[PATCH 3/9] arm64: mm: install SError abort handler

Fri Mar 24 09:48:40 PDT 2017

On 03/24/2017 08:16 AM, Mark Rutland wrote:
> On Fri, Mar 24, 2017 at 07:46:26AM -0700, Doug Berger wrote:
>> This commit adds support for minimal handling of SError aborts and
>> allows them to be hooked by a driver or other part of the kernel to
>> install a custom SError abort handler.  The hook function returns
>> the previously registered handler so that handlers may be chained if
>> desired.
>>
>> The handler should return the value 0 if the error has been handled,
>> otherwise the handler should either call the next handler in the
>> chain or return a non-zero value.
>
> ... so the order these get calls is completely dependent on probe
> order...
Yes, but this was an attempt to keep some flexibility in handling a
very ambiguous event.

>
>> Since the Instruction Specific Syndrome value for SError aborts is
>> implementation specific the registerred handlers must implement
>> their own parsing of the syndrome.
>
> ... and drivers have to be intimately familiar with the CPU, in order to
> be able to parse its IMPLEMENTATION DEFINED ESR_ELx.ISS value.
>
> Even then, there's no guarantee there's anything useful there, since it
> is IMPLEMENTATION DEFINED and could simply be RES0 or UNKNOWN in all
> cases.
>
> I do not think it is a good idea to allow arbitrary drivers to hook
> this fault in this manner.
>
I agree.  It should really be resolved in the fault handling code like 
it is for the ARM architecture, but the IMPLEMENTATION DEFINED nature of 
the event for ARM64 makes this unmanageable but for the most specific 
use cases, which is what is attempted here.

>> +	.align	6
>> +el0_error:
>> +	kernel_entry 0
>> +el0_error_naked:
>> +	mrs	x25, esr_el1			// read the syndrome register
>> +	lsr	x24, x25, #ESR_ELx_EC_SHIFT	// exception class
>> +	cmp	x24, #ESR_ELx_EC_SERROR		// SError exception in EL0
>> +	b.ne	el0_error_inv
>> +el0_serr:
>> +	mrs	x26, far_el1
>> +	// enable interrupts before calling the main handler
>> +	enable_dbg_and_irq
>
> ... why?
>
> We don't do this for inv_entry today.
>
Yes, my initial downstream implementation modified inv_entry, but after 
commit 7d9e8f71b989 ("arm64: avoid returning from bad mode") added the
user abort handling for el0_inv I tried to follow that approach so user
mode errors (i.e. bad writes) wouldn't kill the kernel.

>> +	ct_user_exit
>> +	bic	x0, x26, #(0xff << 56)
>> +	mov	x1, x25
>> +	mov	x2, sp
>> +	bl	do_serr_abort
>> +	b	ret_to_user
>> +el0_error_inv:
>> +	enable_dbg
>> +	mov	x0, sp
>> +	mov	x1, #BAD_ERROR
>> +	mov	x2, x25
>> +	b	bad_mode
>> +ENDPROC(el0_error)
>
> Clearly you expect these to be delivered at arbitrary times during
> execution. What if a KVM guest is executing at the time the SError is
> delivered?
The timing isn't really arbitrary in our particular use case.  It is 
just after the bus interface has moved on from the failing transaction 
so from the bus interfaces perspective it is asynchronous.  The main 
benefit is to help debug user mode code that accidentally maps a bad 
address since we would never make such an egregious error in the kernel ;)

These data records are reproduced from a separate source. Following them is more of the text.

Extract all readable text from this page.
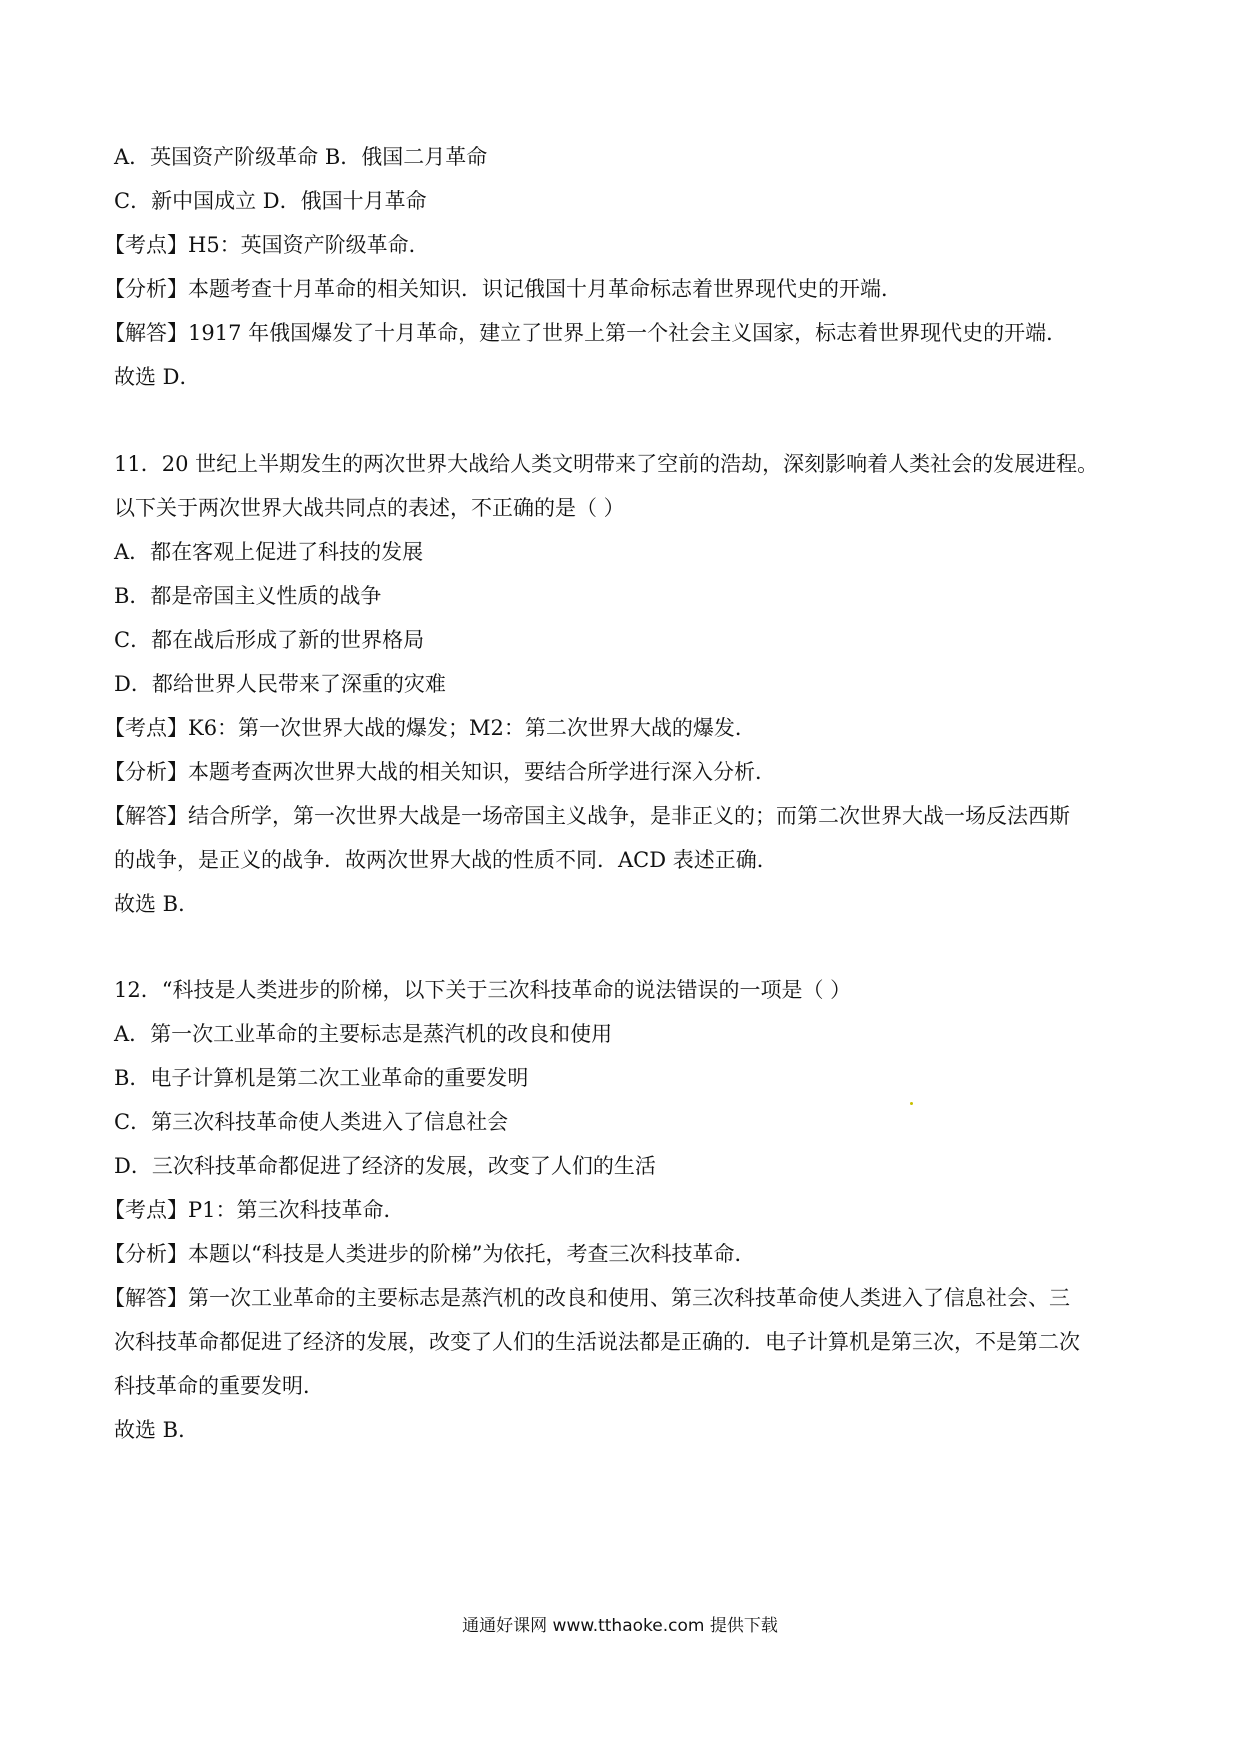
A．英国资产阶级革命 B．俄国二月革命
C．新中国成立 D．俄国十月革命
【考点】H5：英国资产阶级革命．
【分析】本题考查十月革命的相关知识．识记俄国十月革命标志着世界现代史的开端．
【解答】1917 年俄国爆发了十月革命，建立了世界上第一个社会主义国家，标志着世界现代史的开端．
故选 D．
11．20 世纪上半期发生的两次世界大战给人类文明带来了空前的浩劫，深刻影响着人类社会的发展进程。
以下关于两次世界大战共同点的表述，不正确的是（ ）
A．都在客观上促进了科技的发展
B．都是帝国主义性质的战争
C．都在战后形成了新的世界格局
D．都给世界人民带来了深重的灾难
【考点】K6：第一次世界大战的爆发；M2：第二次世界大战的爆发．
【分析】本题考查两次世界大战的相关知识，要结合所学进行深入分析．
【解答】结合所学，第一次世界大战是一场帝国主义战争，是非正义的；而第二次世界大战一场反法西斯
的战争，是正义的战争．故两次世界大战的性质不同．ACD 表述正确．
故选 B．
12．“科技是人类进步的阶梯，以下关于三次科技革命的说法错误的一项是（ ）
A．第一次工业革命的主要标志是蒸汽机的改良和使用
B．电子计算机是第二次工业革命的重要发明
C．第三次科技革命使人类进入了信息社会
D．三次科技革命都促进了经济的发展，改变了人们的生活
【考点】P1：第三次科技革命．
【分析】本题以“科技是人类进步的阶梯”为依托，考查三次科技革命．
【解答】第一次工业革命的主要标志是蒸汽机的改良和使用、第三次科技革命使人类进入了信息社会、三
次科技革命都促进了经济的发展，改变了人们的生活说法都是正确的．电子计算机是第三次，不是第二次
科技革命的重要发明．
故选 B．
通通好课网 www.tthaoke.com 提供下载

I'm afraid I'm not fully versed on the implications to KVM here.
>
> To be quite frank, I don't believe that we can reliably and safely
> handle this misfeature in the kernel, and this infrastructure only
> provides the illusion that we can.
>
> I do not think it makes sense to do this.
>
> Thanks,
> Mark.
>
I understand your position since this was the cleanest approach I came 
up with and it is admittedly ugly.  I would be happy to entertain any 
better suggestion on how this could be handled more cleanly.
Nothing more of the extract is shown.